Chennai Super Kings won the toss and chose to bowl first against Lucknow Super Giants at a crackling M.A. Chidambaram Stadium on Thursday, but once again the biggest name in the stadium was only present in the dugout. MS Dhoni’s continued absence – the ‘Wait for Dhoni’ that has defined CSK’s season – hung over the must-win clash before a ball was even bowled. The home side, leaning hard on their traditional Chepauk edge against an LSG outfit that has struggled on the road, knew that only two points would keep their playoff pulse beating. The toss went their way and Ruturaj Gaikwad had no hesitation in bowling first on a pitch expected to offer early assistance to the seamers.
LSG made one change to their eleven, an eye-catching one at that: Australia’s Josh Inglis came into the side in place of Kulkarni, giving the visitors an extra layer of batting depth and a wicketkeeping option alongside Quinton de Kock. It was a selection that hinted at LSG’s desire to pile up runs and then strangle CSK with their varied attack, even as they dealt with their own scratchy away record this season. For CSK, the bowling-first call looked like a bet on the new ball doing enough, while also backing their spinners to squeeze LSG’s middle order later in the evening.
But the pre-match attention was split between the cricketing stakes and an unusual off-field development. CSK issued a special message to their fans just hours before the csk vs lsg fixture, requesting them to avoid any political signage inside the ground.
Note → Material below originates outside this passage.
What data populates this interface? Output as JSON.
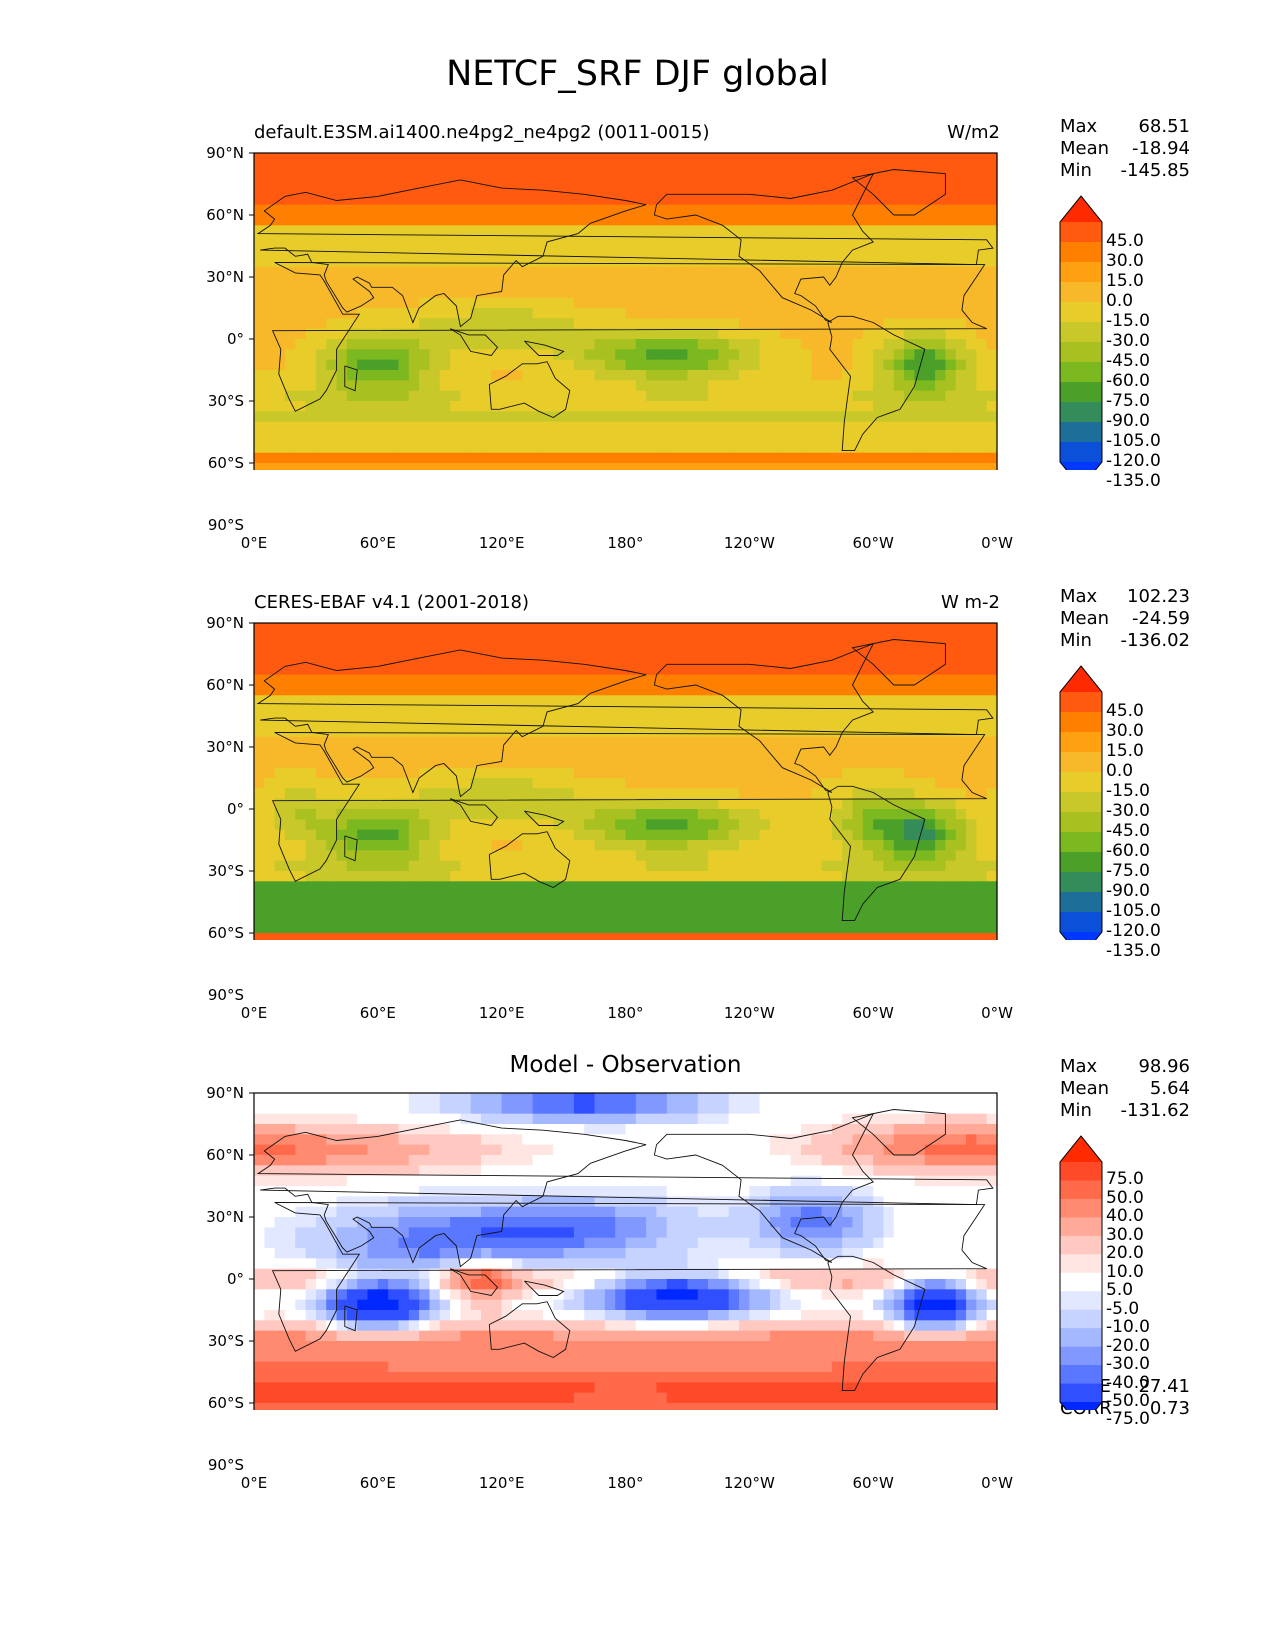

The statement came in the immediate wake of Tamil film star Thalapathy Vijay’s oath-taking ceremony for his political outfit, an event that had galvanized a section of the fanbase. With emotions running high and the possibility of political banners creeping into the stands, the franchise moved quickly to remind everyone that the evening was about cricket, not campaigns. It was a measured, protective gesture aimed at preserving the intense but apolitical roar that Chepauk is famous for.
On the field, all eyes were on how CSK’s attack would cope without their iconic former captain, who has now missed several matches in a row. The home edge at Chepauk is real – the numbers back it up – but without Dhoni’s street-smart presence behind the stumps and his manic finishing energy in the death overs, the Super Kings have had to find different ways to win. That task became even more urgent in this lsg vs csk encounter, with the playoff picture tightening around them like a Chennai evening humidity. One slip-up at this stage and the season could unravel.
Still, this was not a night for grim reflection alone. The crowd, shirtless and yellow-drenched in the Marine Drive stand, produced a wall of noise as the players took the field. Inglis’s inclusion added a layer of intrigue: would he keep wickets or play purely as a batter, and how would he handle the turning ball against Ravindra Jadeja and Mitchell Santner? For LSG, the away struggles narrative was a millstone they wanted to shrug off in the most hostile of environments. For CSK, the must-win math was simple – find a way, with or without their talisman, and keep the fortress intact.